Children in the early years have fun learning. The attentive, caring adults support them well to feel safe and confident. They ensure that the children quickly become familiar with routines and expectations. Learning is well organised and sequenced. Staff get to know children quickly and use this knowledge to make sure that the learning engages them. The adults continually focus on children’s early reading and mathematics skills. Children benefit from listening to a variety of exciting and enjoyable stories throughout the day. They particularly love traditional tales. Staff invent interesting games and activities to help children learn their numbers and shapes. As a result, children do well with their reading and mathematics.

Safeguarding

The arrangements for safeguarding are effective.

Staff are extremely vigilant in their duty to make sure children are safe. They fully understand any risks pupils may face and know how to recognise any signs of these risks. Staff note down any concerns quickly and leaders make sure that all record-keeping is comprehensive and up to date. The family support worker provides many families with invaluable advice and support. Staff work closely with other agencies to ensure that families receive any extra help they may need.

What does the school need to do to improve?

(Information for the school and appropriate authority)

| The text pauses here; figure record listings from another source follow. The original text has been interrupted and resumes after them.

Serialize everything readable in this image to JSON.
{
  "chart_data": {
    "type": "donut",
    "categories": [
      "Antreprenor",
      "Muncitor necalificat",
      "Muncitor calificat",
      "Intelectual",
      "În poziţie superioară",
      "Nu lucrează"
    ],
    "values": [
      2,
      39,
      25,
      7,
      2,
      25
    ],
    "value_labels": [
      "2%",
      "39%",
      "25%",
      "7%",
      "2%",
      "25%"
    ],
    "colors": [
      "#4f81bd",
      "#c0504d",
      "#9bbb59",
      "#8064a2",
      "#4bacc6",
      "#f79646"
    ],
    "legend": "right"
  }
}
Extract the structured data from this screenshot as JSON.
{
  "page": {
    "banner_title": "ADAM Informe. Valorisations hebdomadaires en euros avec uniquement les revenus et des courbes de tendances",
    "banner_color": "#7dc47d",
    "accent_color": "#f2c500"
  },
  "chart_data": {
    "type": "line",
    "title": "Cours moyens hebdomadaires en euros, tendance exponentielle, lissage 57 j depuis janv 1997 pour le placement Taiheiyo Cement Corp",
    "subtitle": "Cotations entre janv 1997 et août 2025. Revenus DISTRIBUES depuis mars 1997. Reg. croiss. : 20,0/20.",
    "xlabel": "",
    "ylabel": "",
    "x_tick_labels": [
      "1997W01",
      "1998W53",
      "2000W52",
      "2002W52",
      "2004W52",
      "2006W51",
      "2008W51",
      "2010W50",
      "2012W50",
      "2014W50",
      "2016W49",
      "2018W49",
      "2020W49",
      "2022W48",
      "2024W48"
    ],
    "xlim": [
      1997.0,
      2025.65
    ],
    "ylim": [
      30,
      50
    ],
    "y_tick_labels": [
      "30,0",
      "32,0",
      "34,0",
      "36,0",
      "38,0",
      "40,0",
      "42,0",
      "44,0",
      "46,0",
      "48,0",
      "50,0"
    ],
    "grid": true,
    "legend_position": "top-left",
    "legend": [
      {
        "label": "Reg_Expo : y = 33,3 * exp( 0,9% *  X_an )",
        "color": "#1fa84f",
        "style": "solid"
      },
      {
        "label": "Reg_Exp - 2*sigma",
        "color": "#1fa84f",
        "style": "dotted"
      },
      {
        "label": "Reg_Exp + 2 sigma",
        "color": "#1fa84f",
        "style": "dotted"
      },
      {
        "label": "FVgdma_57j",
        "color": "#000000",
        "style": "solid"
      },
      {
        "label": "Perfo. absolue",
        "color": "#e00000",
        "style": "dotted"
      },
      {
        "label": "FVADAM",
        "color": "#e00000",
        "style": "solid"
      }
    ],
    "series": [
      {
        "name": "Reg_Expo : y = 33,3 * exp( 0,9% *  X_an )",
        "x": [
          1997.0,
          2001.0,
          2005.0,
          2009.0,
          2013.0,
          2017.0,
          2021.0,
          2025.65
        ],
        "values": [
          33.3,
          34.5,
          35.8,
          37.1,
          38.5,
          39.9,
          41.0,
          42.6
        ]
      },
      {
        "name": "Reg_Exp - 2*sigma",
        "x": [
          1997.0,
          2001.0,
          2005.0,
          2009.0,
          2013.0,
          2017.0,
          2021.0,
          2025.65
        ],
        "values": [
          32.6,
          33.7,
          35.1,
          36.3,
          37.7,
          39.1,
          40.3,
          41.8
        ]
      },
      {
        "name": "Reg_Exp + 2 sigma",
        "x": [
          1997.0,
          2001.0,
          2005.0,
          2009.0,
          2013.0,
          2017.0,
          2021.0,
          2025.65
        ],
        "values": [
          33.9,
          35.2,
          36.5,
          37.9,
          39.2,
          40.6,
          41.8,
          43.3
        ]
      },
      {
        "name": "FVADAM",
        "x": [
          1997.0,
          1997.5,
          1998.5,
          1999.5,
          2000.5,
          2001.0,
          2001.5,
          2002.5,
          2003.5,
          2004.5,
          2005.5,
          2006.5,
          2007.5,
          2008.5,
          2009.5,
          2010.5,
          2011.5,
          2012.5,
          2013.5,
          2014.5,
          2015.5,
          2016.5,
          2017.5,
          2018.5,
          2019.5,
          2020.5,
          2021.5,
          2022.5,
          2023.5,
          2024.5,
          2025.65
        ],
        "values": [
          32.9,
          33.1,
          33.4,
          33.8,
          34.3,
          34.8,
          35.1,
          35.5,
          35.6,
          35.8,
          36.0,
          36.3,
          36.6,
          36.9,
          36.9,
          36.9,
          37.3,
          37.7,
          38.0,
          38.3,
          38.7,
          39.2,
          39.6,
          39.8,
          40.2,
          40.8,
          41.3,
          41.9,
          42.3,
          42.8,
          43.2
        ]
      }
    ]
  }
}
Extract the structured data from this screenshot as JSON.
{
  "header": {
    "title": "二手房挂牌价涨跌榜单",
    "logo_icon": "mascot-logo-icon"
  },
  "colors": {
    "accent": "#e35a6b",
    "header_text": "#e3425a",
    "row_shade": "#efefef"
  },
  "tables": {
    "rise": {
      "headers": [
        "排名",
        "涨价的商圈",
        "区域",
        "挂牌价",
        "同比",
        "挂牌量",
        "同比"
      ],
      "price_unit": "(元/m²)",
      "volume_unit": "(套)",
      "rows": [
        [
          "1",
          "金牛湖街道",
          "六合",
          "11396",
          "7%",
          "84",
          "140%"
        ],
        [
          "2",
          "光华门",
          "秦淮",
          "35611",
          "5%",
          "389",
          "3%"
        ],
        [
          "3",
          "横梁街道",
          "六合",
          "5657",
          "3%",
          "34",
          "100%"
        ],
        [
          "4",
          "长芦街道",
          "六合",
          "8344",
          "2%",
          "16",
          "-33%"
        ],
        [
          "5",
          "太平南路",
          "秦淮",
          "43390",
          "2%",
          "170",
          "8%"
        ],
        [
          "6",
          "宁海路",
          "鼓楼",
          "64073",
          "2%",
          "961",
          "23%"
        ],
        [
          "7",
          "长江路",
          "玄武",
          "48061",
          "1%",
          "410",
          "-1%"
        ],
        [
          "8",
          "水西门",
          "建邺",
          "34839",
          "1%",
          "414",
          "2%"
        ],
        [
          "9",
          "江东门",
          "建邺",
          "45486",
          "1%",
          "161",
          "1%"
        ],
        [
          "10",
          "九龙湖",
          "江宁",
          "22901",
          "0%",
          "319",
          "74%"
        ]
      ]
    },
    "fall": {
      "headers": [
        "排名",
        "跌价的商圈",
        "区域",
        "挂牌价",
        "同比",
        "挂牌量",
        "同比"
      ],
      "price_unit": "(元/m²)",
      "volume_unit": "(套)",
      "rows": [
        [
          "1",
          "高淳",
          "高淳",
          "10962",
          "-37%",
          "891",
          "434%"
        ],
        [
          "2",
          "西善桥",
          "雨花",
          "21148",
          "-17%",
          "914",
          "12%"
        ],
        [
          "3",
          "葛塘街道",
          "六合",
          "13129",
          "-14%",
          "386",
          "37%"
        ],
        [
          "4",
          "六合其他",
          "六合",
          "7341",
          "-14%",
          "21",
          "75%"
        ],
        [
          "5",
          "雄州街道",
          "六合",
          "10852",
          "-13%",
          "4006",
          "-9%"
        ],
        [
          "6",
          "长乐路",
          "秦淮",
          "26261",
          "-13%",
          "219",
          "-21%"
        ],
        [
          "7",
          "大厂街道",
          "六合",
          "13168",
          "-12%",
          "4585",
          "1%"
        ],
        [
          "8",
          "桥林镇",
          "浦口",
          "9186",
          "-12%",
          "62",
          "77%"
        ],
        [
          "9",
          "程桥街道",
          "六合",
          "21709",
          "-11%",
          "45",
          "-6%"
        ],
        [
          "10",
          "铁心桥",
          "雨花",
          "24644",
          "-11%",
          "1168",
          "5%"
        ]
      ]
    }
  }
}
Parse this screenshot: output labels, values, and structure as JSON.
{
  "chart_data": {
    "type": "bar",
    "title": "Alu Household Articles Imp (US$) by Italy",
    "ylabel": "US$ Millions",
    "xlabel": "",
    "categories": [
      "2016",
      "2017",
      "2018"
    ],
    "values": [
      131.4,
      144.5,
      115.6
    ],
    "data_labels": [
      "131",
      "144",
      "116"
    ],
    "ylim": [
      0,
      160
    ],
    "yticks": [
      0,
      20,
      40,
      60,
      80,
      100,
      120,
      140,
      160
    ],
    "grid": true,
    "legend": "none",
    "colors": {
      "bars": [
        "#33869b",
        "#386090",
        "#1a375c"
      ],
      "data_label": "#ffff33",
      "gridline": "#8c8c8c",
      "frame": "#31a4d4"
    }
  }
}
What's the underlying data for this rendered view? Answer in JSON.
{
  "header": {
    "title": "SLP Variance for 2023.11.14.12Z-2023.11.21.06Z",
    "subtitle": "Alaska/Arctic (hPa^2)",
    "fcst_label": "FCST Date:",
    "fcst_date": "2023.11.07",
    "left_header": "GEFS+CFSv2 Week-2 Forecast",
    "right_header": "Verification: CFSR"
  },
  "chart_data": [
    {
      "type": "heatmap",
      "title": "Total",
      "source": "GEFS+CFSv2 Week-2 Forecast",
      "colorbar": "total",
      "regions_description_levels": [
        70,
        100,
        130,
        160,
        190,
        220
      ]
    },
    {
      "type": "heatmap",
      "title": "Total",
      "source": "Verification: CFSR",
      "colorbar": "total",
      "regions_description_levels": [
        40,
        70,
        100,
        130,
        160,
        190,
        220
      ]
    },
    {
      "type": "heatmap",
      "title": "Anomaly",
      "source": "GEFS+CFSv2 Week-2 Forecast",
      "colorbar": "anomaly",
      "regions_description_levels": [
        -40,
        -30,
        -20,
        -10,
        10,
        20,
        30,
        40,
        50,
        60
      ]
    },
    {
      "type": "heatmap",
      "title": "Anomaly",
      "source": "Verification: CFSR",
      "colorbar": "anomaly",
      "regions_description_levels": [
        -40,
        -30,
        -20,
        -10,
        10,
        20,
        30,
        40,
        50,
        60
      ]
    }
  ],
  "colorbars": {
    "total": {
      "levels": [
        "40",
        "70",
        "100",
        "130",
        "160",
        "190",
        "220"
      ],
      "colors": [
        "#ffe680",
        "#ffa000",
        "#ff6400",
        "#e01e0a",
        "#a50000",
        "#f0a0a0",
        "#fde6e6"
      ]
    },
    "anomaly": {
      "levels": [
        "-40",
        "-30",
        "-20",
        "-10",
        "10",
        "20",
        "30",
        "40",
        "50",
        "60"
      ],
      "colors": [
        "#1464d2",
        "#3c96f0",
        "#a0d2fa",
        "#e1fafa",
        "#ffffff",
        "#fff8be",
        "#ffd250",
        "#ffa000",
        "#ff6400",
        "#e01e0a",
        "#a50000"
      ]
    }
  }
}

The strengths seen in English and mathematics are not matched in all other subjects. While subject leaders have already begun to address this, the content of some subjects is not yet sequenced well. This is the case in art, geography, and design and technology. Consequently, pupils’ learning in these subjects does not build well on their earlier learning. Leaders need to ensure that all subjects are well planned and carefully sequenced and that teachers have the subject knowledge to deliver them effectively.